Sunday, October 15, 2006

Winter's Bone/Daniel Woodrell


Ree Dolly is an older-than-her-years sixteen-year-old who lives in the Missouri Ozarks. Saddled with the responsibility of taking care of her two younger brothers and her mentally ill mother, Ree’s problems grow worse when her father, who is charged with operating a crystal meth lab, disappears after having put up the family home as security for his bail. If Ree can’t find him and persuade him to show up in court, she and her mother and brothers will be forced out of their house. Unfortunately, all of Ree’s large extended family are criminals of one sort or another, and they don’t want her to find out what really happened to her father.

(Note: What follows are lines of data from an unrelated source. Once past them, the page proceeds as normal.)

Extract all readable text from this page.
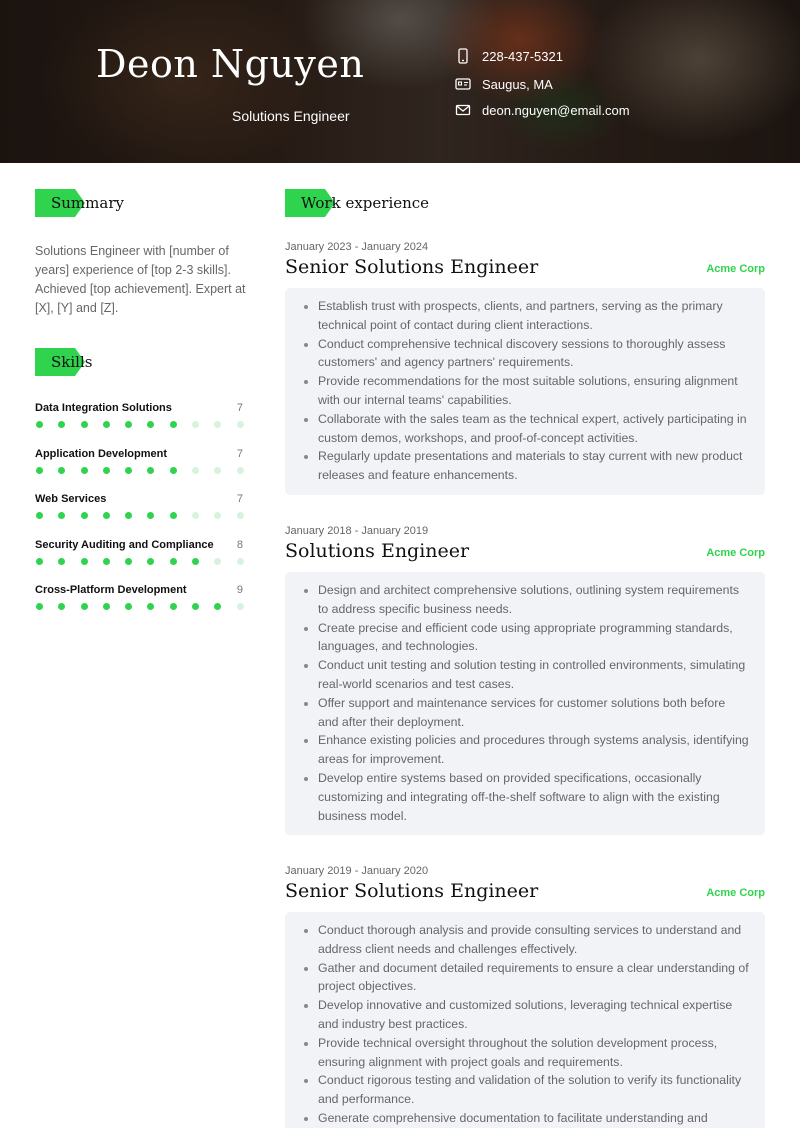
Deon Nguyen
Solutions Engineer
228-437-5321
Saugus, MA
deon.nguyen@email.com
Summary
Solutions Engineer with [number of years] experience of [top 2-3 skills]. Achieved [top achievement]. Expert at [X], [Y] and [Z].
Skills
Data Integration Solutions	7
Application Development	7
Web Services	7
Security Auditing and Compliance 8
Cross-Platform Development	9
Work experience
January 2023 - January 2024
Senior Solutions Engineer	Acme Corp
Establish trust with prospects, clients, and partners, serving as the primary technical point of contact during client interactions.
Conduct comprehensive technical discovery sessions to thoroughly assess customers' and agency partners' requirements.
Provide recommendations for the most suitable solutions, ensuring alignment with our internal teams' capabilities.
Collaborate with the sales team as the technical expert, actively participating in custom demos, workshops, and proof-of-concept activities.
Regularly update presentations and materials to stay current with new product releases and feature enhancements.
January 2018 - January 2019
Solutions Engineer	Acme Corp
Design and architect comprehensive solutions, outlining system requirements to address specific business needs.
Create precise and efficient code using appropriate programming standards, languages, and technologies.
Conduct unit testing and solution testing in controlled environments, simulating real-world scenarios and test cases.
Offer support and maintenance services for customer solutions both before and after their deployment.
Enhance existing policies and procedures through systems analysis, identifying areas for improvement.
Develop entire systems based on provided specifications, occasionally customizing and integrating off-the-shelf software to align with the existing business model.
January 2019 - January 2020
Senior Solutions Engineer	Acme Corp
Conduct thorough analysis and provide consulting services to understand and address client needs and challenges effectively.
Gather and document detailed requirements to ensure a clear understanding of project objectives.
Develop innovative and customized solutions, leveraging technical expertise and industry best practices.
Provide technical oversight throughout the solution development process, ensuring alignment with project goals and requirements.
Conduct rigorous testing and validation of the solution to verify its functionality and performance.
Generate comprehensive documentation to facilitate understanding and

This is a book that’s gotten a lot of good press, and deservedly so. Because of its Ozark setting and teenage girl protagonist, some critics have compared it to Charles Portis’s TRUE GRIT. To me it seems more like an updated version of a backwoods novel by Harry Whittington or Charles Williams, to name just two authors who often mined the same bleak vein of rural poverty and desperation and lawlessness that Woodrell makes use of in this novel. It took me a while to settle in to Woodrell’s style, but once I did I found myself racing right through the story. Occasionally funny, often horrific, and always well-written and suspenseful, this is a fine book. I liked it considerably more than the only other Woodrell novel I’ve read, TOMATO RED.

1 comment:

mtmorgan said...

I really liked Woodrell's GIVE US A KISS. It's *country noir*. Or at least that's what it says on the cover.
I love backwood's stuff. Old or new. James Ross's THEY DON'T DANCE MUCH is probably the best example I've read. Though I also really like DIAMOND BIKINI.